AI
AI
AI
Compliance workflow automation startup Haast Pty Ltd. said today it has raised $12 million in an early-stage round of funding to help organizations accelerate the rollout of artificial intelligence-generated content.
The Series A round was led by Peak XV and saw participation from DST, Airtree, Aura Ventures and Black Sheep Capital, bringing its total amount raised to more than $17 million to date.
Haast says it’s building the missing infrastructure for the generative AI era with an agentic AI platform that embeds organizational risk frameworks directly into enterprise workflows. Its primarily focused on digital content, which has been transformed by generative AI. These days, organizations can generate massive volumes of marketing copy, product descriptions, blog posts, go-to-market and sales materials with AI at almost zero cost, causing the volume of such content to surge by 10 times.

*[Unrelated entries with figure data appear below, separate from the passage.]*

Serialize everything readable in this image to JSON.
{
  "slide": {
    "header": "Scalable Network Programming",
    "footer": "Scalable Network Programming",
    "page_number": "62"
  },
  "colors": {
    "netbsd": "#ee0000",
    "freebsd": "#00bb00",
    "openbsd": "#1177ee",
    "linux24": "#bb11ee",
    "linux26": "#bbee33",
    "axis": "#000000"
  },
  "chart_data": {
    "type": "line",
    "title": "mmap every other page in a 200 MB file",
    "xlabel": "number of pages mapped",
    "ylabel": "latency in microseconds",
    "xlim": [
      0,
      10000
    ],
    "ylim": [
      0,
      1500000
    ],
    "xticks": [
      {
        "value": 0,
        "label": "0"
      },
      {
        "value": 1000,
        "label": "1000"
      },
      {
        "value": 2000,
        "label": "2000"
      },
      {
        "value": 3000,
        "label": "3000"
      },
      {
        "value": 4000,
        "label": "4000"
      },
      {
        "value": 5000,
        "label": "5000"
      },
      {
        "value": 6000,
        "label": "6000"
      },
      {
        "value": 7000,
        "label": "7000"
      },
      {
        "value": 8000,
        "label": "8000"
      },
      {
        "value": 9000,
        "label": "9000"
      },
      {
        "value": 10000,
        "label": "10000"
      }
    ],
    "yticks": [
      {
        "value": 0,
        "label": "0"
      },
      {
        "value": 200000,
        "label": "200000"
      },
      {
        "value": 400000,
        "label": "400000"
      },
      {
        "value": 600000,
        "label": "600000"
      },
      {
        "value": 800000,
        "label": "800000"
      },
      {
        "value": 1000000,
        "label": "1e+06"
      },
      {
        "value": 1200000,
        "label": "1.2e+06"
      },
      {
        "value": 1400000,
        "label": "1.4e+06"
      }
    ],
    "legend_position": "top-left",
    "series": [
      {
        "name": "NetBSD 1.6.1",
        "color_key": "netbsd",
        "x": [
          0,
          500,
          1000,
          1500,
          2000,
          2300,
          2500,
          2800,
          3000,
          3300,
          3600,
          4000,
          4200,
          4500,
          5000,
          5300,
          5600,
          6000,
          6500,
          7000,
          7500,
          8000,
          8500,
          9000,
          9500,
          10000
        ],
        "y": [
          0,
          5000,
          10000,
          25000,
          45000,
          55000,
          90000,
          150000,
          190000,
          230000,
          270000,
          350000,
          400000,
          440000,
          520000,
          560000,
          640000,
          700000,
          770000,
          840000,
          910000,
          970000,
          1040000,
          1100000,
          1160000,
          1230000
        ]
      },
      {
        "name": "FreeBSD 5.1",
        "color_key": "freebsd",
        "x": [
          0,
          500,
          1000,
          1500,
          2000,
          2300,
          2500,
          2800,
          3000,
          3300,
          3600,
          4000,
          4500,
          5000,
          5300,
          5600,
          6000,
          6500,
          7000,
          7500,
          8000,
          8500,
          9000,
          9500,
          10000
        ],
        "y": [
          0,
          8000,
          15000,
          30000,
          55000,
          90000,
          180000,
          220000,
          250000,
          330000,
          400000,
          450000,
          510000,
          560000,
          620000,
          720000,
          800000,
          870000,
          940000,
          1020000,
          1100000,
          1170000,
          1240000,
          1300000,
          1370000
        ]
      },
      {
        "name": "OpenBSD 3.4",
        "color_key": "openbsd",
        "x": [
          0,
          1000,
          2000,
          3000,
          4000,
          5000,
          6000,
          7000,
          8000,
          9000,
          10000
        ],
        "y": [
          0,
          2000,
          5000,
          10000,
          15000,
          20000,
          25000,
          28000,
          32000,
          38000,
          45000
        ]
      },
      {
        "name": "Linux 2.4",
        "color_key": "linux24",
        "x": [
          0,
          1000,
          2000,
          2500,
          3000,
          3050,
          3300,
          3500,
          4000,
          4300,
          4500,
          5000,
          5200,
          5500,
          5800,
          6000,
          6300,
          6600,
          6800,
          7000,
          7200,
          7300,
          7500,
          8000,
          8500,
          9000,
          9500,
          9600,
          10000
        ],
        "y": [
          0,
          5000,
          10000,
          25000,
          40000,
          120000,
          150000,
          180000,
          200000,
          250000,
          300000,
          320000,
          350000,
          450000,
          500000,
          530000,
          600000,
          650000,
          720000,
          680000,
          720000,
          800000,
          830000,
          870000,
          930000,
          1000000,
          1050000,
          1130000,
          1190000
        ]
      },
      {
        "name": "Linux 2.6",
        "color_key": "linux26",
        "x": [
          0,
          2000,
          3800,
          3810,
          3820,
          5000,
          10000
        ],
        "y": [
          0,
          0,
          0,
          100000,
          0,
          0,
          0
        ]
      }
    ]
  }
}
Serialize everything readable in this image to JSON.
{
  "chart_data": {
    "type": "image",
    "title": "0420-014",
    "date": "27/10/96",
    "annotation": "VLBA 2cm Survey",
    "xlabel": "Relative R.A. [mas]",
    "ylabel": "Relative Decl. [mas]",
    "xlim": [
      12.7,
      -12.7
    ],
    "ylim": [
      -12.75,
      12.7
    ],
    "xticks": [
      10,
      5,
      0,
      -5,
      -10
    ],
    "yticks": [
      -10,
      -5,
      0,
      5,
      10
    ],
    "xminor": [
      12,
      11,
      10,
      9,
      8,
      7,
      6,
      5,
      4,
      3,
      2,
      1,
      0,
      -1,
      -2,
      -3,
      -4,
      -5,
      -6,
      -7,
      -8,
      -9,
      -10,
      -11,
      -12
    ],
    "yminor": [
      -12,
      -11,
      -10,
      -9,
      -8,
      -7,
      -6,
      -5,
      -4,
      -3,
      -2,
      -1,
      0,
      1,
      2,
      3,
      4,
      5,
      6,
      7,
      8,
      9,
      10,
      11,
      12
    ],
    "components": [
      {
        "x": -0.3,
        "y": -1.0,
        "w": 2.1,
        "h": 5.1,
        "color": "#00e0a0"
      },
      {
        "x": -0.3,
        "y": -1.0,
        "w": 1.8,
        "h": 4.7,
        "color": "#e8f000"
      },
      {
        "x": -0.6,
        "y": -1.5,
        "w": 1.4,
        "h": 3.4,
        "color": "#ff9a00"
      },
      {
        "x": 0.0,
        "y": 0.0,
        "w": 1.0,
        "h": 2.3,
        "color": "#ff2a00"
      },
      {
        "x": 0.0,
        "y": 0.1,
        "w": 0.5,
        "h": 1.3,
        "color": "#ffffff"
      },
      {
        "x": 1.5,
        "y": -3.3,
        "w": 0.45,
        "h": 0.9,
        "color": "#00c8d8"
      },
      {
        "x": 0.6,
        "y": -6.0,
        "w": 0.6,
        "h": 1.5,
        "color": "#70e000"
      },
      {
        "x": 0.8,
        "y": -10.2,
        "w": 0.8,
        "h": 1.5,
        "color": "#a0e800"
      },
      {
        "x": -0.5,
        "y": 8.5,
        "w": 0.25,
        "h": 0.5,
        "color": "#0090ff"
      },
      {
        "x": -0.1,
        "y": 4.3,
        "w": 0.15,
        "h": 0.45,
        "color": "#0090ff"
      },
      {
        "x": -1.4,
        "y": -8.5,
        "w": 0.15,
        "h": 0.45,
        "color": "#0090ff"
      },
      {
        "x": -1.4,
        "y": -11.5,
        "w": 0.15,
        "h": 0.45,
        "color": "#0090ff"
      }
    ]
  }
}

The problem is that organizations still aren’t publishing content any faster, because the legal and compliance processes they have to undergo are still manual and extremely time-consuming. According to Haast’s own research, the average legal team still spends up to 70% of its time on manual review tasks, creating a massive bottleneck. To put it simply, legal teams cannot review the content at anything like the speed it’s generated.
The startup says the difference between its agentic platform and various AI assistants is that it operates at the infrastructure level. So rather than using a general-purpose chatbot like Claude, which can only give tips and advice, it relies on AI agents that can bake each company’s specific policies and approval logic directly into the tools used to generate corporate content.
These agents can interpret some of the most complex global, federal and state regulations and then ensure each piece of content meets those standards before it’s reviewed by a human editor. The platform is transparent too, so it will explain why a certain piece of content or statement has been rejected.
With Haast’s platform, legal teams can create automated review pipelines for specific types of content, including marketing materials, personalized ads and product documentation that meets all of the rules and regulations they’re required to abide by. It allows the same content to be repurposed so it’s compliant across multiple jurisdictions, the company said.
Co-founder and Chief Executive Kunal Vankadara said organizations shouldn’t be forced to choose between moving quickly or staying compliant. “We built Haast to transform compliance from a generic assistive checkpoint into an intelligent, automated engine,” he explained.
It’s a strategy that’s paying off, if Haast’s latest numbers are to be believed. It said its revenue has increased by 4.5 times over the last year, off an undisclosed base, and it says it has not yet lost a single customer. Its plan now is to scale its business globally, and try to become the de facto compliance layer for every enterprise that intends to make use of AI-generated content at scale.
Lead investors Rohit Agarwal of Peak XV said AI tools are churning out so much content that manual review processes are no longer just slow, but impossible. “Haast is solving a multibillion-dollar bottleneck by turning compliance into an automated enabler,” he explained. “It’s helping the world’s leading brands unlock the full potential of generative AI without the looming threat of regulatory friction or brand damage.”